Son frère William avait épousé la sœur de Jim Cummins – c’était d’ailleurs ce
qui lui avait valu d’être remarqué – et il allait régulièrement à la chasse aux
pigeons ou aux tourterelles avec Ed Miller, qui avait permis son recrutement
dans la bande en le présentant à Jesse à l’occasion d’une nuit autour d’une
table de jeu, lors de laquelle Charley était apparu aux yeux de Jesse comme un
type futé et généreux. Par quel mystère ? Charley ne se l’était jamais
expliqué.
    Charles Wilson Ford était un jeune rustaud
maigre comme un clou, d’une ignorance attachante, qui s’excusait de ses défauts
avant même qu’on les relevât : il y avait chez lui un côté bon toutou, un
autre avide, reconnaissant et vulnérable qui compensait sa vulgarité générale. Ses
yeux marron terne étaient enfoncés dans son crâne et sa paupière droite si
tombante qu’elle paraissait de traviole, comme si elle avait été empruntée à
quelqu’un d’autre à la va-vite. Dépareillées, aussi, ses oreilles – la droite
semblait figée en plein essor – et ses dents – son prognathisme maxillaire lui
donnait l’air de se mordiller la lèvre inférieure. Il avait de lourds sourcils
noirs et une moustache guère plus rêche que du duvet qui évoquait une traînée d’encre
de journal sous son nez. Sa peau était piquée d’acné, ses doigts avaient
souvent l’air aussi crasseux que ses bottes et il s’exprimait avec un
zézaiement pitoyable qui le faisait sembler plus jeune que ses vingt-quatre ans.

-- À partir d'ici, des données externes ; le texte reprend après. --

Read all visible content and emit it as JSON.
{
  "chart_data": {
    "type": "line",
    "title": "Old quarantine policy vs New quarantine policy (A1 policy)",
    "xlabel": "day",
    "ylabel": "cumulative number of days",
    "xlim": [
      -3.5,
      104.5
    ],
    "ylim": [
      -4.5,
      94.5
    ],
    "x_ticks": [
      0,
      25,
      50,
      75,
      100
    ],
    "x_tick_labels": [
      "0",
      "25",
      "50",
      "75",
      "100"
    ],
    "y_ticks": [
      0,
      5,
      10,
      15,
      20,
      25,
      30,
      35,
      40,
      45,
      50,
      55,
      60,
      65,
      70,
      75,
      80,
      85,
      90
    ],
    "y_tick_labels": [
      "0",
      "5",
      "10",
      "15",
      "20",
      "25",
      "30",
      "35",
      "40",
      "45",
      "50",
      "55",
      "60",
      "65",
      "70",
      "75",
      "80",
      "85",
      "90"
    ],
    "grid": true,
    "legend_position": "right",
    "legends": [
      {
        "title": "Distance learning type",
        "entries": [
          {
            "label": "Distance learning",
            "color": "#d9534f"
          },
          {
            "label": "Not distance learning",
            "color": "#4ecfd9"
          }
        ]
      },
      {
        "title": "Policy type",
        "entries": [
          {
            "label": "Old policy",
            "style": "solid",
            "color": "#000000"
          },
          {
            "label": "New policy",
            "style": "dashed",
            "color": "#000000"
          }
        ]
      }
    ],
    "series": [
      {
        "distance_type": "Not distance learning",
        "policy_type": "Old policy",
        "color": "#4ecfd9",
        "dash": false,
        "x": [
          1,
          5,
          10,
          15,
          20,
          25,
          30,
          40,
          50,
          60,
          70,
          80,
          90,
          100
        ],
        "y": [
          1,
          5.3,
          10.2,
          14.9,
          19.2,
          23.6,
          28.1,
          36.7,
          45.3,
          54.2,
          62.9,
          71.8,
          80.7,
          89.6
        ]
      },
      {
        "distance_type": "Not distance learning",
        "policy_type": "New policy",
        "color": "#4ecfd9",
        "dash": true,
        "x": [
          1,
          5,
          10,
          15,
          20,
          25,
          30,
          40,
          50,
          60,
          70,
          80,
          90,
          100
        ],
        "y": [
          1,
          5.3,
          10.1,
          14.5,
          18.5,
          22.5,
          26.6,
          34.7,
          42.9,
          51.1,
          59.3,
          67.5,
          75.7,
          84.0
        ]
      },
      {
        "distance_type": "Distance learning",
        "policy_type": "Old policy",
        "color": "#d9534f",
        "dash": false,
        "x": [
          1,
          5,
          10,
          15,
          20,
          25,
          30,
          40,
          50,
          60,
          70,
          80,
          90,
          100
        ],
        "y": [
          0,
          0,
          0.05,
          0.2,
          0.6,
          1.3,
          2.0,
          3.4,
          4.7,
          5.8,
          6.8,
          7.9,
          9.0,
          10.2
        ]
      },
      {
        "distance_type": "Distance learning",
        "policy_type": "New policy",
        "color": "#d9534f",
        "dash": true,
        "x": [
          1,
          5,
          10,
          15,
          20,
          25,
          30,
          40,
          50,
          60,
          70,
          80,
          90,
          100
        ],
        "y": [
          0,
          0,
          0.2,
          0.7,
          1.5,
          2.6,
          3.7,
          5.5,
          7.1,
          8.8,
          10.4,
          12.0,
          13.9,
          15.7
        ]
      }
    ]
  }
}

    Jesse parlait de la première centrale
électrique au monde, que Thomas A. Edison faisait bâtir dans Pearl Street, à
New York. Il exposa, erronément, le principe de la lampe à incandescence, cependant
que Charley frappait le sol avec la pointe d’un bâton, pressait des éruptions
rouge violacé sur ses épaules et dans son cou ou prenait la mesure des autres
auditeurs par des coups d’œil en biais. Un blanc-bec coiffé d’un tuyau de poêle
gris s’arracha des chicots et des griffes de la forêt, tendit la main dans la
fumée bleutée du feu, fit l’éloge de ce pot-au-feu hétéroclite, puis s’employa
principalement à contrefaire de basses besognes au voisinage de Jesse afin de
pouvoir l’écouter en douce. Enfin, Clarence Hite abandonna sa place et, poussant
John Bugler, le jeune homme cabriola par-dessus bottes et jambes pour s’insinuer
à côté de Charley Ford avec une incivilité et un sans-gêne qui trahissaient la
fraternité. Le jeune homme avait été présenté à Jesse plus d’une fois, mais le
hors-la-loi n’avait pas éprouvé la nécessité de retenir son prénom et alors qu’il
passait mentalement en revue la liste des noms que Frank lui avait lue le lundi
soir, il ne cessait d’en revenir à « Bunny ». Le gosse branlait du
chef comme un canasson chaque fois que les paroles de Jesse semblaient requérir
quelque approbation ; chaque fois que Jesse assaisonnait ses propos d’une
pointe d’humour, le cadet des frères Ford éclatait d’un rire trop fort et
contagieux qui alternait hululements ineptes et envolées semblables à des
glissandos sur un piano. Ses yeux d’un bleu dont la nuance variait avec la
lumière étaient de ceux qui n’erraient jamais, ses oreilles de celles qui
discernaient chaque nuance, chaque plaisanterie, ses regards appréciateurs de
ceux qui suggéraient qu’il comprenait Jesse mieux que quiconque.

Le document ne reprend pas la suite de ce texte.